Friday, January 20, 2012

RINO on Records

Andrew Sullivan’s article "How Obama's Long Game Will Outsmart His Critics" is a welcome, necessary voice. Yes, it reads like brazen pro-Obama propaganda that would topple The New York Times in an earthquake of eye-rolling were it published there. But since it comes from the adjectival grab-bag that is the British gay libertarian baldy Andrew Sullivan, its credibility heightens. Moreover, his piece seems to use Obama’s presidency as a proxy to affront the straw man tactic in general.
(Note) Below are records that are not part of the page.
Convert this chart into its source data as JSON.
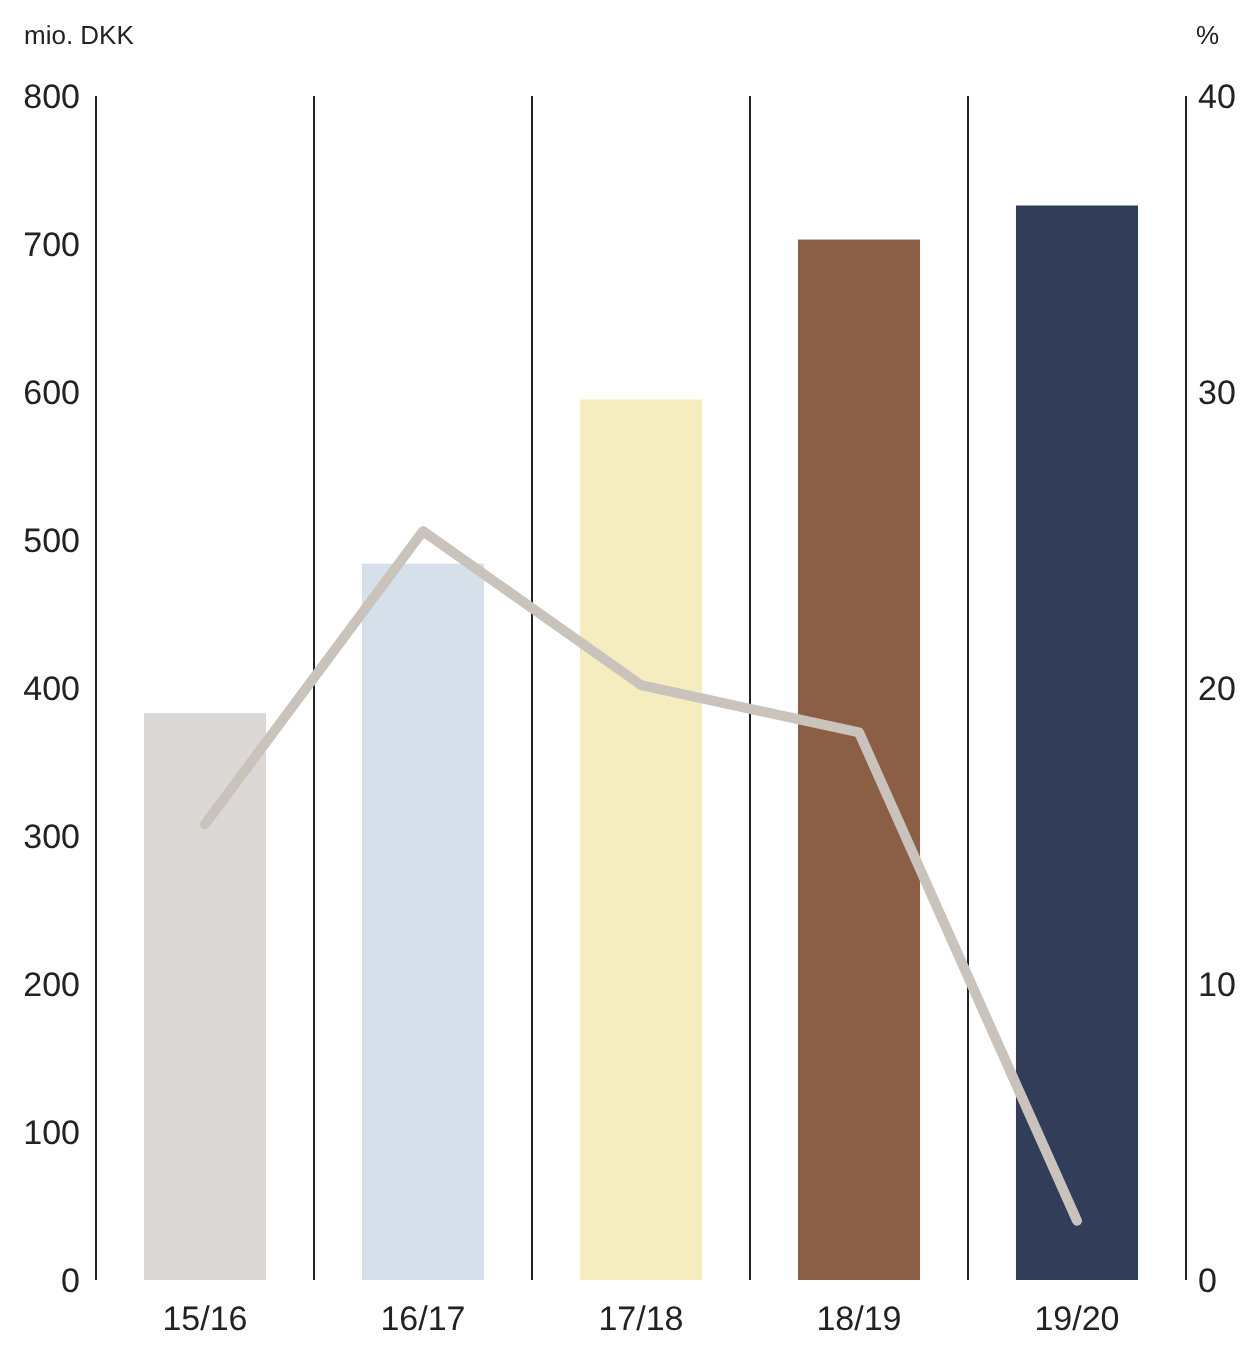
{
  "chart_data": {
    "type": "bar",
    "ylabel": "mio. DKK",
    "y2label": "%",
    "categories": [
      "15/16",
      "16/17",
      "17/18",
      "18/19",
      "19/20"
    ],
    "series": [
      {
        "colors": [
          "#dcd8d5",
          "#d5e0ea",
          "#f5edbf",
          "#8b5f45",
          "#313d59"
        ],
        "values": [
          383,
          484,
          595,
          703,
          726
        ]
      },
      {
        "type": "line",
        "axis": "y2",
        "color": "#c9c3bb",
        "values": [
          15.4,
          25.3,
          20.1,
          18.5,
          2.0
        ]
      }
    ],
    "ylim": [
      0,
      800
    ],
    "yticks": [
      0,
      100,
      200,
      300,
      400,
      500,
      600,
      700,
      800
    ],
    "y2lim": [
      0,
      40
    ],
    "y2ticks": [
      0,
      10,
      20,
      30,
      40
    ],
    "grid": "x",
    "marker": "none",
    "line_style": "solid"
  }
}
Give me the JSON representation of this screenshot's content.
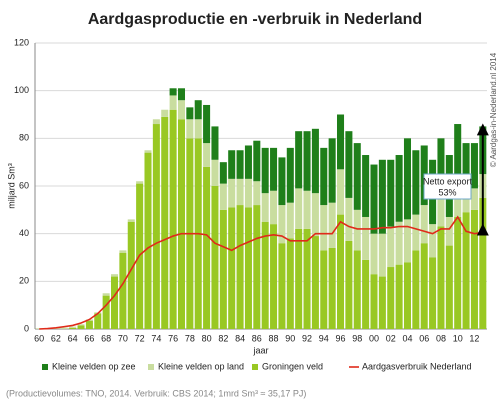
{
  "chart_data": {
    "type": "bar",
    "stacked": true,
    "title": "Aardgasproductie en -verbruik in Nederland",
    "y_label": "miljard Sm³",
    "x_label": "jaar",
    "categories": [
      "60",
      null,
      "62",
      null,
      "64",
      null,
      "66",
      null,
      "68",
      null,
      "70",
      null,
      "72",
      null,
      "74",
      null,
      "76",
      null,
      "78",
      null,
      "80",
      null,
      "82",
      null,
      "84",
      null,
      "86",
      null,
      "88",
      null,
      "90",
      null,
      "92",
      null,
      "94",
      null,
      "96",
      null,
      "98",
      null,
      "00",
      null,
      "02",
      null,
      "04",
      null,
      "06",
      null,
      "08",
      null,
      "10",
      null,
      "12",
      null
    ],
    "series": [
      {
        "name": "Kleine velden op zee",
        "color": "#1f7f1a",
        "values": [
          0,
          0,
          0,
          0,
          0,
          0,
          0,
          0,
          0,
          0,
          0,
          0,
          0,
          0,
          0,
          0,
          3,
          5,
          5,
          8,
          16,
          14,
          9,
          12,
          12,
          14,
          17,
          19,
          18,
          20,
          23,
          24,
          25,
          27,
          24,
          27,
          23,
          28,
          28,
          26,
          29,
          31,
          28,
          28,
          34,
          27,
          25,
          27,
          25,
          26,
          27,
          20,
          19,
          20
        ]
      },
      {
        "name": "Kleine velden op land",
        "color": "#c9dd9f",
        "values": [
          0.3,
          0.4,
          0.5,
          0.6,
          0.5,
          0.5,
          0.5,
          0.5,
          1,
          1,
          1,
          1,
          1,
          1,
          2,
          3,
          6,
          8,
          8,
          8,
          10,
          11,
          11,
          12,
          11,
          12,
          10,
          12,
          14,
          16,
          15,
          17,
          16,
          18,
          19,
          19,
          19,
          18,
          17,
          18,
          17,
          18,
          17,
          18,
          18,
          15,
          16,
          14,
          12,
          12,
          12,
          9,
          9,
          10
        ]
      },
      {
        "name": "Groningen veld",
        "color": "#99c823",
        "values": [
          0,
          0,
          0,
          0,
          0.5,
          1.5,
          3.5,
          6.5,
          14,
          22,
          32,
          45,
          61,
          74,
          86,
          89,
          92,
          88,
          80,
          80,
          68,
          60,
          50,
          51,
          52,
          51,
          52,
          45,
          44,
          36,
          38,
          42,
          42,
          39,
          33,
          34,
          48,
          37,
          33,
          29,
          23,
          22,
          26,
          27,
          28,
          33,
          36,
          30,
          43,
          35,
          47,
          49,
          50,
          55
        ]
      },
      {
        "name": "Aardgasverbruik Nederland",
        "type": "line",
        "color": "#e02a1a",
        "values": [
          0,
          0.2,
          0.5,
          1,
          1.5,
          2.5,
          4,
          6.5,
          10,
          14,
          19,
          25,
          31,
          34,
          36,
          37.5,
          39,
          40,
          40,
          40,
          39.5,
          36,
          34.5,
          33,
          35,
          36.5,
          38,
          39,
          39.5,
          39,
          37,
          37,
          37,
          40,
          40,
          40,
          45,
          43,
          42,
          42,
          42,
          42.5,
          42.5,
          43,
          43,
          42,
          41,
          40,
          42,
          42,
          47,
          41,
          40,
          40.5
        ]
      }
    ],
    "ylim": [
      0,
      120
    ],
    "yticks": [
      0,
      20,
      40,
      60,
      80,
      100,
      120
    ],
    "grid": true,
    "annotation": {
      "title": "Netto export",
      "value": "53%"
    },
    "copyright": "© Aardgas-in-Nederland.nl  2014",
    "footnote": "(Productievolumes: TNO, 2014. Verbruik: CBS 2014; 1mrd Sm³ ≈ 35,17 PJ)"
  }
}
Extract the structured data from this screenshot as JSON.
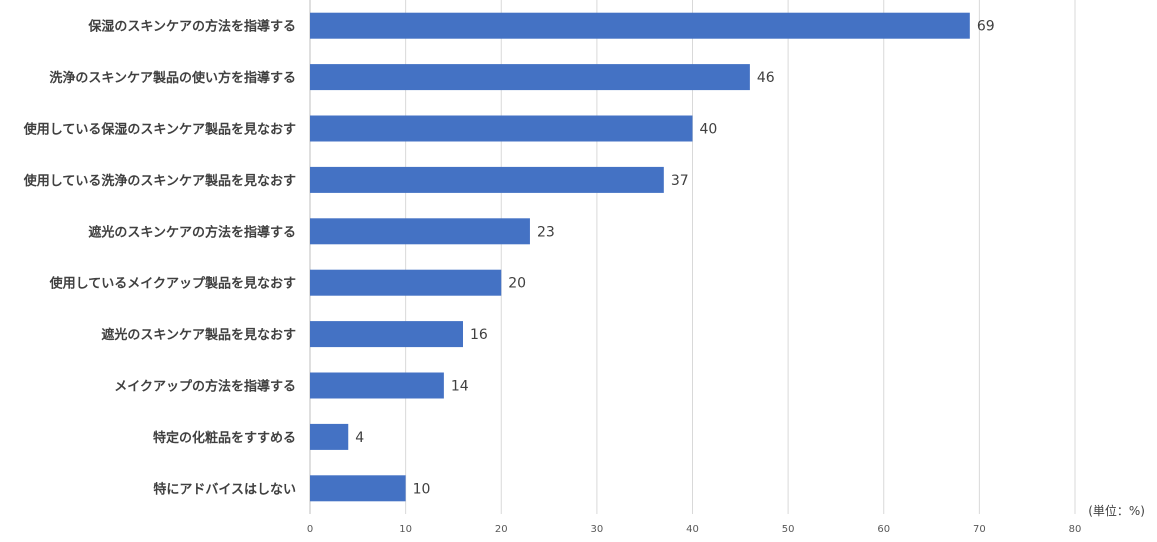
{
  "chart_data": {
    "type": "bar",
    "orientation": "horizontal",
    "categories": [
      "保湿のスキンケアの方法を指導する",
      "洗浄のスキンケア製品の使い方を指導する",
      "使用している保湿のスキンケア製品を見なおす",
      "使用している洗浄のスキンケア製品を見なおす",
      "遮光のスキンケアの方法を指導する",
      "使用しているメイクアップ製品を見なおす",
      "遮光のスキンケア製品を見なおす",
      "メイクアップの方法を指導する",
      "特定の化粧品をすすめる",
      "特にアドバイスはしない"
    ],
    "values": [
      69,
      46,
      40,
      37,
      23,
      20,
      16,
      14,
      4,
      10
    ],
    "xticks": [
      "0",
      "10",
      "20",
      "30",
      "40",
      "50",
      "60",
      "70",
      "80"
    ],
    "xlim": [
      0,
      80
    ],
    "unit_note": "(単位：%)",
    "bar_color": "#4472C4",
    "grid": true,
    "legend": "none"
  }
}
Sullivan’s piece is a wonderland of statistics, references, and other evidence compared to what we hear in the Republican nomination campaign. The process to determine the GOP candidate that the media most feels like covering has been a dual-front war against Mitt Romney’s comical lack of charisma on one side and the specter of a devilish, socialist President Obama on the other. The facts that have been employed in both theaters have been suspect where not absent. At a New Hampshire town hall meeting on January 5th, new Romney fan John McCain found himself waist-deep and sinking in an anecdote that needed a quick end. He acheived it by segueing his passing utterance of the word ‘run’ into, “Just like this president can’t RUN from his record!” To which the bored audience recognized the applause sign and dutifully, rotely, riled. This type of record-bashing is common in an early campaign, but there seems to be precious little specificity on what, exactly, these Republicans are bashing. President Obama has deported more illegal immigrants than his predecessor did in eight years—too many—yet the debates are full of criticisms about his “record” on immigration laxity. It is at best intellectually lazy and at worst a straight-up lie. Andrew Sullivan challenges that.

I don’t doubt that Sullivan believes every word of his article, but I’m sure his attitude clouds about the ones he left out. This isn’t intended to be the whole story about the first term of President Barack Obama. Such an article would more likely be a large book, one that rolls all of Obama's questionable triumphs and demoralizing concessions into a context that includes both our empire and institutionalized racism eyeing their respective home stretches. “Do you think Obama’s doing a good job?” It’s a complicated question. So if Sullivan seems to be strangely un-nuanced about his support of the president, it’s because that’s not really what the article is about. It’s a rejection of the GOP’s “radical” narrative, a baseless maligning of the type that, untrammeled, legitimizes a parallel reality.

Sullivan backs off many criticisms of the administration with eloquence and conviction. (And again, evidence.) He does a good job of contextualizing Obama’s successes and not simply qualifying them. One would hope that in political peacetime this article’s premise would be something of a bipartisan baseline consensus from which to diverge on constructive criticism. Instead, we’re stuck with a greenhorn president leading the world's most powerful nation in spite of the opposition using him to live out a rape fantasy. Some may contend that a defense of Obama’s record by our most publicly RINO commentator is predictable, but I prefer to think that Sullivan, like me, feels queasy at the thought of aligning the conservative elements of his politics with that of hatefulness and paranoia. A classic conservative is someone who wants to improve society using existing structures, to ‘conserve’ the good and eliminate or mitigate the bad. Essentially, this is the mechanism of capitalism. What currently passes for conservatism is much more in line with what was formerly known as nihilism or sabotage, a cynical desire to destroy almost all the structures society constructed to self-improve. I contend that Sullivan’s British acculturation removes him from the team-identity aspect of American politics, leaving his ideology more free-floating and currently baffled by the Republican party. While his article would never be confused for a libertarian tract, Sullivan betrays none of the conservative identifier by showing more interest in constructive dialog than partisan bombast.